From the mid-sixteenth to the early nineteenth centuries, Barbary corsairs from North Africa swarmed the Mediterranean and the Atlantic, seizing enormous amounts of booty and tens of thousands of captives, hauling them back to the slave markets in their home ports and auctioning them off to the highest bidder.
The conflict between these Barbary corsairs and Europe was military, but not just that; religious, but not just that; social and economic, but not just that either. Above all, it was a human conflict, with all the confusion, blurred lines, and inherent messiness of such things, and the narratives it generated were more complicated than simple swashbuckling pirate tales.

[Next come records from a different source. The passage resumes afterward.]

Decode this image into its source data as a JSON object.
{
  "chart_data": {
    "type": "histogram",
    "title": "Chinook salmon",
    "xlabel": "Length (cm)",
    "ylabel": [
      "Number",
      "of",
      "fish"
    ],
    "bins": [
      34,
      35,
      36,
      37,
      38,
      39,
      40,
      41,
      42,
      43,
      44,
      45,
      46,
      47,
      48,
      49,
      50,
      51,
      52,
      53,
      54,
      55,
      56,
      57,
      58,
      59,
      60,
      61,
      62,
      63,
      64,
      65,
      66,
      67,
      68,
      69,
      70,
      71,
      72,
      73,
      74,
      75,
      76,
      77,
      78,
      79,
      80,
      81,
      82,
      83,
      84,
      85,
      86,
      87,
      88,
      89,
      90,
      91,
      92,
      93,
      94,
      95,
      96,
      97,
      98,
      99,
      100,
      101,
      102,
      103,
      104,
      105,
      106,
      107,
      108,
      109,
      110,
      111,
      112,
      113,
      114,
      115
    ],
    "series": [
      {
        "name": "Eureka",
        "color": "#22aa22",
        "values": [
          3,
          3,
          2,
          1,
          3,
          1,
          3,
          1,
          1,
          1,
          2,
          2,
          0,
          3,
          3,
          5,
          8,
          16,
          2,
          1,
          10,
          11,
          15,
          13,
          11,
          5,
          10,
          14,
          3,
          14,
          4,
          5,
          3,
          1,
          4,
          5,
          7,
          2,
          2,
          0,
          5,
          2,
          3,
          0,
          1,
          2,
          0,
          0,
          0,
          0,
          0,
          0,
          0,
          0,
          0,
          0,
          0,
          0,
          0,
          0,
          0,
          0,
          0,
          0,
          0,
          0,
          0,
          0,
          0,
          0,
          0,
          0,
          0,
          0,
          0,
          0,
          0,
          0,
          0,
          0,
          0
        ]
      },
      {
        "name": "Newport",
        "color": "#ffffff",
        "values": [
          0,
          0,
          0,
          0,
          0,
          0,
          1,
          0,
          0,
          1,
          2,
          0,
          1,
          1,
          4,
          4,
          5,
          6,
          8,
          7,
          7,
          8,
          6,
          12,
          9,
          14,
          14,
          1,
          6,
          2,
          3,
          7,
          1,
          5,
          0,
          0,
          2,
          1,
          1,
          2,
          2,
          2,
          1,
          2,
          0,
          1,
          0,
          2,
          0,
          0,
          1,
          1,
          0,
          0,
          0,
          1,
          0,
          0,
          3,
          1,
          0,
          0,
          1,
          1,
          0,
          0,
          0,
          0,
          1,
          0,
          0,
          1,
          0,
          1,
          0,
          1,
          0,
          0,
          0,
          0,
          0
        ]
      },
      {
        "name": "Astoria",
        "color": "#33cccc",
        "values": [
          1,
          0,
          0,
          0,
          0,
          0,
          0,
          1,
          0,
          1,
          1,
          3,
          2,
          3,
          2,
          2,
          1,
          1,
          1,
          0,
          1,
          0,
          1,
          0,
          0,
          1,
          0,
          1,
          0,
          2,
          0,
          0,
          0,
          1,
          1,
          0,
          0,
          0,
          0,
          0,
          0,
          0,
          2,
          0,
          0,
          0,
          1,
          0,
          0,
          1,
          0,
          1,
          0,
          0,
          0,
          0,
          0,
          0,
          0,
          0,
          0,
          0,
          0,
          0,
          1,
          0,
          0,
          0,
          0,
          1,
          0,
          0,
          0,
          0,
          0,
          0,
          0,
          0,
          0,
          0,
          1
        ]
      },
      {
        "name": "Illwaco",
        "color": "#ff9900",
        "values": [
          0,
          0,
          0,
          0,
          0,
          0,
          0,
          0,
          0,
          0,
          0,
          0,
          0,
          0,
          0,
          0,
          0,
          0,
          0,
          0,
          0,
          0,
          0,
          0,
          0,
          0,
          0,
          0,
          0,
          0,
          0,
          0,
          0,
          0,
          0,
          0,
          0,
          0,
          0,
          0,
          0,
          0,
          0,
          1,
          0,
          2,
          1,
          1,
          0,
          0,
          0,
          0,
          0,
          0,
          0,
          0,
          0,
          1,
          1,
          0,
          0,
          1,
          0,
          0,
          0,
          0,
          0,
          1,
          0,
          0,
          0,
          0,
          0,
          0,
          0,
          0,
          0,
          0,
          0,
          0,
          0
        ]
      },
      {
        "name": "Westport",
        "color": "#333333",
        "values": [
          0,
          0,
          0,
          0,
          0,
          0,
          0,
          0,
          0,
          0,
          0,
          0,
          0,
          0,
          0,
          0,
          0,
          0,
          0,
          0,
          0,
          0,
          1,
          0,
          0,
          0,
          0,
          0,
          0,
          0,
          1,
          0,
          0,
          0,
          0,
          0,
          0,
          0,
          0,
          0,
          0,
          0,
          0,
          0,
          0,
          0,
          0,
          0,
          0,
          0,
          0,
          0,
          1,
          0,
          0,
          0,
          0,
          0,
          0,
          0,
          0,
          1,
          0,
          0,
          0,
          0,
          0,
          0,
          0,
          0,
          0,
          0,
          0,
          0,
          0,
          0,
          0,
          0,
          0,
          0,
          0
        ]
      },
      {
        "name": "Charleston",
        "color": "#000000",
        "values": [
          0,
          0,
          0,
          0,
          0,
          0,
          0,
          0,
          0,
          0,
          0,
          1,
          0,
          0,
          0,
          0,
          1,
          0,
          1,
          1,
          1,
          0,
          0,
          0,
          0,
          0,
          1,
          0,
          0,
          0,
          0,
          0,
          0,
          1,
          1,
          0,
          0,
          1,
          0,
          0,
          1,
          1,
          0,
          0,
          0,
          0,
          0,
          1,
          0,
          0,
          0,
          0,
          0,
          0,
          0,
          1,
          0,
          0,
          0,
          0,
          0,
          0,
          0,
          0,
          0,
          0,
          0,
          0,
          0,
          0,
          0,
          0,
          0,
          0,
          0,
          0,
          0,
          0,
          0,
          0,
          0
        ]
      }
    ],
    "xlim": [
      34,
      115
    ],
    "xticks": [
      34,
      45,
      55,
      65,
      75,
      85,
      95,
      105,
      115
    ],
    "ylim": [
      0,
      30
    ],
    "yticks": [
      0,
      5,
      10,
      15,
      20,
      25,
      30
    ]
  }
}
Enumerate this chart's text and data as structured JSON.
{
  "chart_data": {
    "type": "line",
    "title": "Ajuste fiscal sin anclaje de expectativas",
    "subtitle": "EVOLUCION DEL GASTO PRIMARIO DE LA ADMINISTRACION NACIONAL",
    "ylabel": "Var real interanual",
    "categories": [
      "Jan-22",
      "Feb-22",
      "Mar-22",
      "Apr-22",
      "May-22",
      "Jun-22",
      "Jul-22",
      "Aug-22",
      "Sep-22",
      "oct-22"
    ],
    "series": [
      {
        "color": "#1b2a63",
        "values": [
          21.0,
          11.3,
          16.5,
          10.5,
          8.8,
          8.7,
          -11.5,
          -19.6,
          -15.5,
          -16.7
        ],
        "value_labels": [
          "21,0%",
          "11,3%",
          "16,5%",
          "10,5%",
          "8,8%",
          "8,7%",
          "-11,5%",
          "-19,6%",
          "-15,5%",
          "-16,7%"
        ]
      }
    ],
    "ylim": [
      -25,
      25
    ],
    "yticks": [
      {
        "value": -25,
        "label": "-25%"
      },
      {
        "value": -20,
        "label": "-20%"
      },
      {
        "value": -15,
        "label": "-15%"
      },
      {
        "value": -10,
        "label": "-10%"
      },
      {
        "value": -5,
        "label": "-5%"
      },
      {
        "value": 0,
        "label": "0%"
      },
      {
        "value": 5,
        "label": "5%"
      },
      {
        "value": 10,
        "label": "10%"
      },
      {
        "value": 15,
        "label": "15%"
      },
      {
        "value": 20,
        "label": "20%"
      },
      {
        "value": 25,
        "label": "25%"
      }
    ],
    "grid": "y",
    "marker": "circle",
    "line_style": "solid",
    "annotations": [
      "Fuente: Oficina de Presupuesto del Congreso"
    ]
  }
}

Corsairs & Captives presents a collection of these narratives, all based directly on primary-source documents, a number of which are translated into English for the first time. They include biographies of four renegade corsair captains (Europeans who converted to Islam and became corsairs), descriptions of sea battles by those who were there, accounts of ransomed captives, the report of a French Trinitarian friar who led a ransoming expedition to Algiers, even the transcript of a trial held by the Canary Islands chapter of the (in)famous Spanish Inquisition.
These narratives bring to life a world much rougher than our own but no less complicated, in which people with the ordinary human fears and aspirations we are familiar with today struggled to endure. It is not the world most people expect when they think of Barbary corsairs. It is more interesting than that.